Architecture diagram: PDF corpus → schema induction → parallel LLM workers → structured JSONL output

Public

Multiagent document taxonomist

General-purpose cloud-native platform for extracting structured data from unstructured PDFs. Induces an extraction schema from example documents, then processes batches through event-driven LLM workers at scale.

Stack

Python · FastAPI · GCP (Cloud Run, Cloud Functions, Firestore) · Gemini · OpenAI · Pydantic · React · Vite

Artifacts

Public demo / repo

TL;DR

  • Schema induction via LLM agent: proposes and refines an extraction schema from example documents automatically.
  • Cloud-native architecture: FastAPI (Cloud Run) + event-driven workers (Cloud Functions Gen2) + Firestore state.
  • Idempotent by design: per-file transaction guards, exponential backoff, dual LLM fallback (Gemini → OpenAI).
  • Domain-agnostic: apply to any document corpus (legal, financial, medical) by inducing a new schema.

Reusable patterns

  • Schema induction via LLM agents: auto-designs extraction templates from example documents — no manual field mapping.
  • Idempotent event-driven workers: Firestore per-file locks prevent duplicate processing under retries or concurrent triggers.
  • Multi-provider LLM fallback: primary (Gemini) fails → automatic fallback (OpenAI) via a shared adapter interface.
  • Map/reduce over PDF chunks: parallel LLM extraction per chunk, reduce aggregates with source provenance.
  • Auto-generated SDKs from OpenAPI spec: typed JS and Python clients — consumers never import backend internals.

Context

Unstructured PDFs are everywhere — legal filings, financial reports, procurement documents — but extracting structured data from them requires writing a parser for each format.

Goal: build a platform where the extraction schema is induced automatically from examples, and the processing pipeline scales to thousands of documents without manual intervention.

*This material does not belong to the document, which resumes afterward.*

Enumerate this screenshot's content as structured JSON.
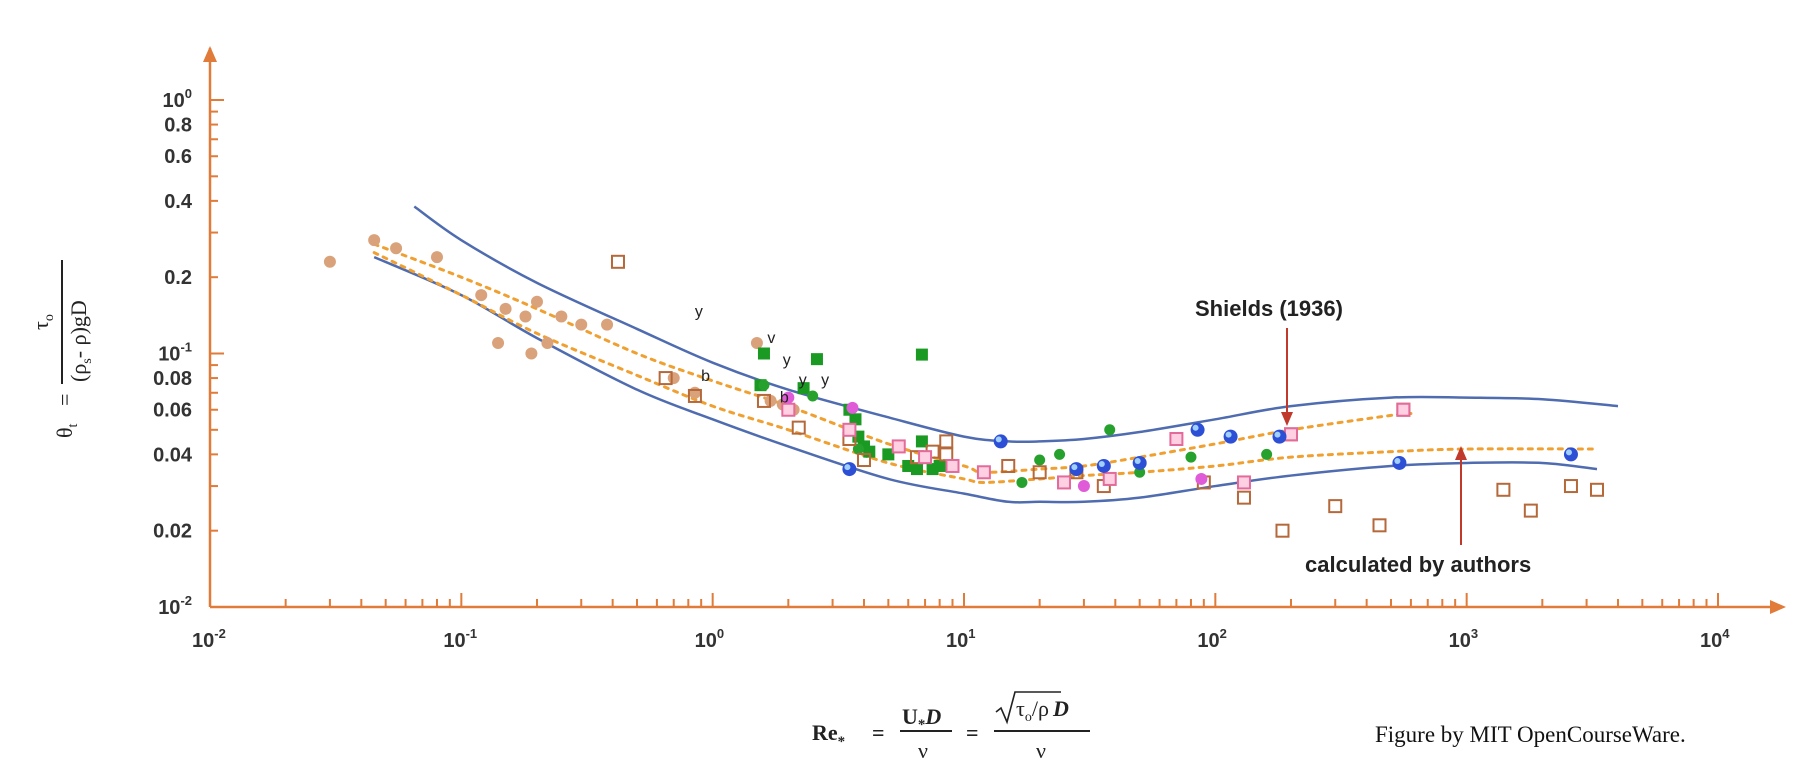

The platform is domain-agnostic: it has been applied to judicial appeal documents (TARCJA) and is designed to work on any document corpus with minimal configuration.

Decisions

  • Schema induction via LLM agents: a SchemaDesigner agent proposes field names, types, rules, and synonyms by analyzing a sample of documents — instead of requiring manual schema definition.
  • Cloud Functions Gen2 triggered by GCS object events (Eventarc): each uploaded PDF spawns an independent worker, enabling natural parallelism without an explicit queue.
  • Firestore for idempotent state: per-file transaction records guard against reprocessing — safe to retry, replay, or resume any job.
  • Dual LLM fallback (Gemini → OpenAI): provider failures fall through automatically via a shared adapter interface — swappable with a single env variable.
  • Monorepo with shared core package: backend and worker both install `multiagent-core` (editable) — no logic duplication, no cross-app imports.
  • Auto-generated SDKs from OpenAPI spec: typed JS and Python clients allow consumers (frontend, CLI scripts) to interact without importing backend internals.

Architecture

  • FastAPI (Cloud Run) handles job orchestration, signed GCS upload URLs, schema induction endpoints, and health checks.
  • Cloud Function Gen2 triggers on GCS finalization events (Eventarc) — one invocation per uploaded PDF.
  • Firestore tracks per-file status atomically, preventing duplicate processing under concurrent retries.
  • Shared core package (multiagent-core): domain models, LLM adapters, chunking logic, storage services — installed in both backend and worker.
  • React frontend (Vite): schema inducer UI, document uploader, job status monitor, and results viewer — communicates exclusively via the generated JS SDK.

Outcome

  • Applied to 5200+ judicial appeal documents (TARCJA project): 95–100% core field coverage, 16.8s avg latency per document.
  • Schema induction reduces domain setup from hours of manual field mapping to minutes of agent-guided refinement.
  • Idempotent processing: any failed or partial job can be retried or replayed without risk of duplicate records.
  • Architecture scales horizontally: each PDF is an independent Cloud Function invocation — throughput grows with GCS upload rate.